Students learn the fundamentals of biotechnology through a 2-year associate's degree program. In addition to math and science coursework, programs require hands-on laboratory training. Students work with DNA, cells, enzymes, and other biological agents. Graduates find employment in entry-level biotechnology positions, including jobs as manufacturing, research, and lab technicians. Applicants to these programs must have a high school diploma or GED, and previous related science and math coursework is recommended.
Associate Degree in Biotechnology
Biotechnology programs begin with introductory science and math coursework before transitioning to specialized biology and chemistry classes. Colleges recommend that prospective students have previous high school or work experience in the areas of biology, chemistry, and algebra.
- Molecular biology
- Technical writing
Employment Outlook and Salary Information
According to the U.S. Bureau of Labor Statistics, biological technicians held 79,300 jobs in 2014. They can expect 5% job growth from 2014-2024, which is about average compared to other professions. In May 2015, biological technicians earned a median hourly wage of $20.02.

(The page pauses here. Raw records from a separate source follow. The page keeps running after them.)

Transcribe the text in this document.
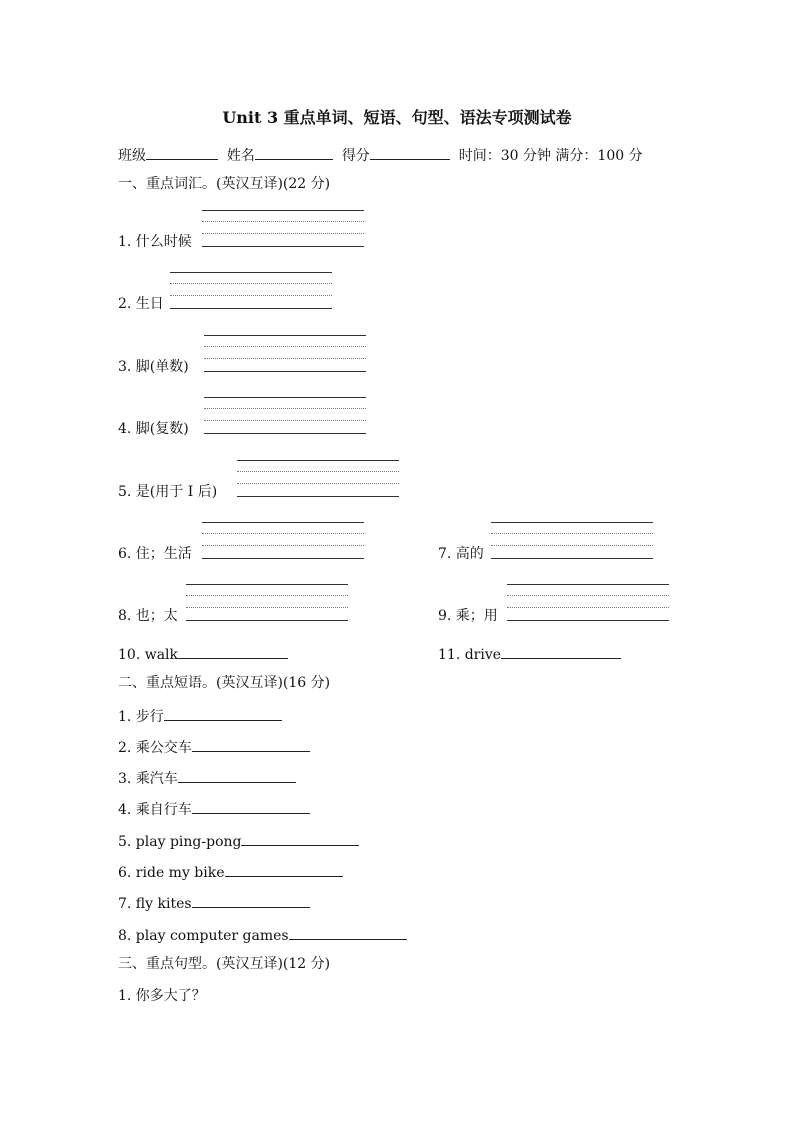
Unit 3 重点单词、短语、句型、语法专项测试卷
班级	姓名	得分	时间：30 分钟 满分：100 分
一、重点词汇。(英汉互译)(22 分)
1. 什么时候
2. 生日
3. 脚(单数)
4. 脚(复数)
5. 是(用于 I 后)
6. 住；生活	7. 高的
8. 也；太	9. 乘；用
10. walk	11. drive
二、重点短语。(英汉互译)(16 分)
1. 步行
2. 乘公交车
3. 乘汽车
4. 乘自行车
5. play ping-pong
6. ride my bike
7. fly kites
8. play computer games
三、重点句型。(英汉互译)(12 分)
1. 你多大了？
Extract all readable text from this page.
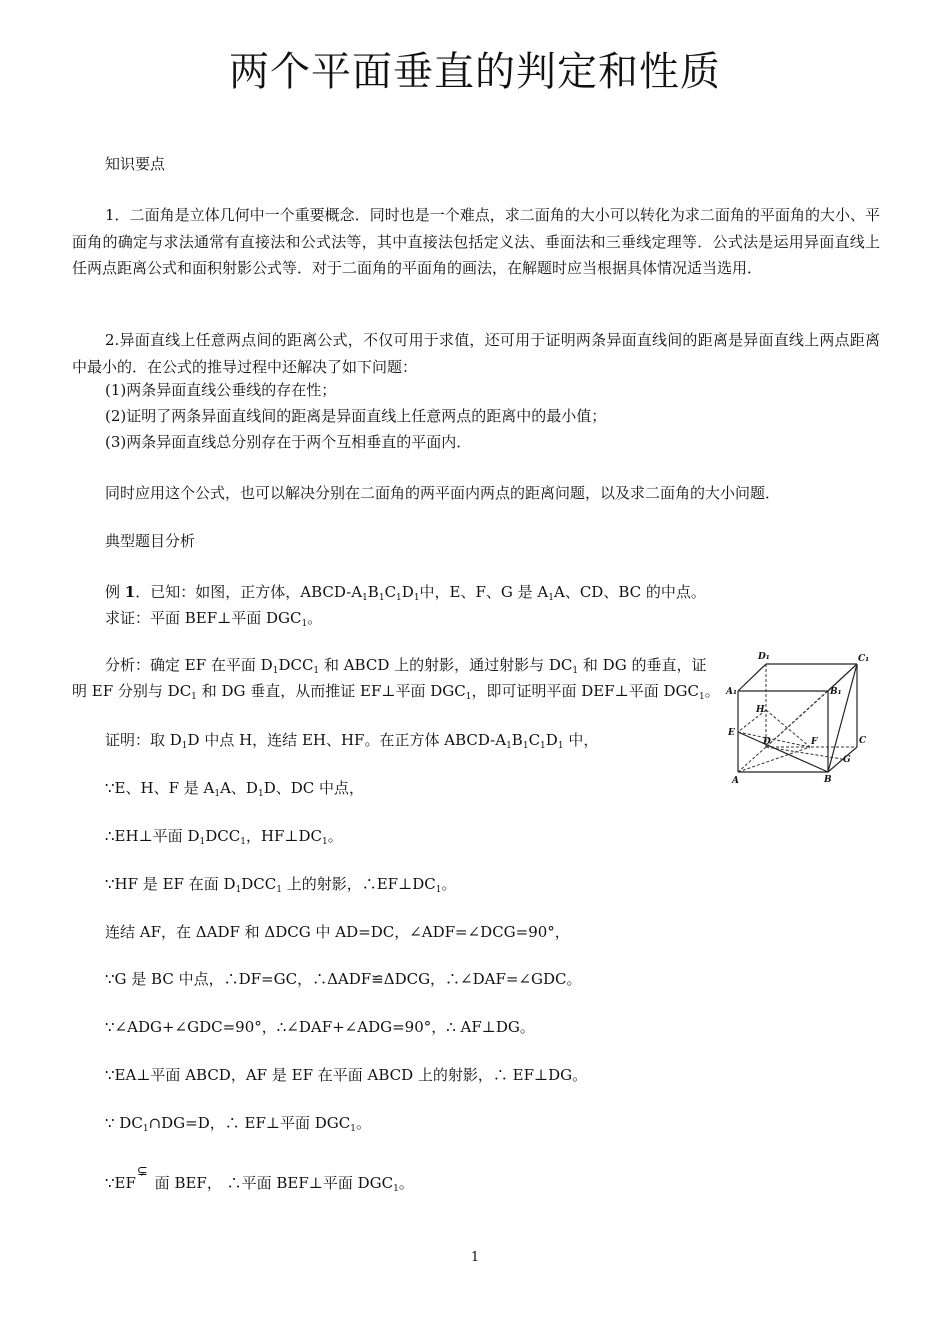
两个平面垂直的判定和性质
知识要点

1．二面角是立体几何中一个重要概念．同时也是一个难点，求二面角的大小可以转化为求二面角的平面角的大小、平面角的确定与求法通常有直接法和公式法等，其中直接法包括定义法、垂面法和三垂线定理等．公式法是运用异面直线上任两点距离公式和面积射影公式等．对于二面角的平面角的画法，在解题时应当根据具体情况适当选用．

2.异面直线上任意两点间的距离公式，不仅可用于求值，还可用于证明两条异面直线间的距离是异面直线上两点距离中最小的．在公式的推导过程中还解决了如下问题：

(1)两条异面直线公垂线的存在性；
(2)证明了两条异面直线间的距离是异面直线上任意两点的距离中的最小值；
(3)两条异面直线总分别存在于两个互相垂直的平面内．
同时应用这个公式，也可以解决分别在二面角的两平面内两点的距离问题，以及求二面角的大小问题．
典型题目分析
例 1．已知：如图，正方体，ABCD-$A_1B_1C_1D_1$中，E、F、G 是 $A_1A$、CD、BC 的中点。
求证：平面 BEF⊥平面 $DGC_1$。
分析：确定 EF 在平面 $D_1DCC_1$ 和 ABCD 上的射影，通过射影与 $DC_1$ 和 DG 的垂直，证
明 EF 分别与 $DC_1$ 和 DG 垂直，从而推证 EF⊥平面 $DGC_1$，即可证明平面 DEF⊥平面 $DGC_1$。
D₁	C₁
A₁	B₁
H
E
D	F	C
G
A	B
证明：取 $D_1D$ 中点 H，连结 EH、HF。在正方体 ABCD-$A_1B_1C_1D_1$ 中，
∵E、H、F 是 $A_1A$、$D_1D$、DC 中点，
∴EH⊥平面 $D_1DCC_1$，$HF\perp DC_1$。
∵HF 是 EF 在面 $D_1DCC_1$ 上的射影，$\therefore EF\perp DC_1$。
连结 AF，在 ΔADF 和 ΔDCG 中 AD=DC，∠ADF=∠DCG=90°，
∵G 是 BC 中点，∴DF=GC，∴ΔADF≌ΔDCG，∴∠DAF=∠GDC。
∵∠ADG+∠GDC=90°，∴∠DAF+∠ADG=90°，∴ AF⊥DG。
∵EA⊥平面 ABCD，AF 是 EF 在平面 ABCD 上的射影，∴ EF⊥DG。
∵ $DC_1\cap DG=D$，∴ EF⊥平面 $DGC_1$。
∵EF
⊊
面 BEF， ∴平面 BEF⊥平面 $DGC_1$。
1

Students who have earned bachelor's, master's, or doctoral degrees may see enhanced career opportunities. A bachelor's degree may be the minimum requirement for many biotechnology technicians; however, graduates of associate's degree programs can often complete an accelerated bachelor's degree program by transferring credits.
An associate's degree in biotechnology gives students an overview of biology, chemistry, and biotechnology to prepare them for higher undergraduate programs, graduate degree programs, or a career as a biological technician.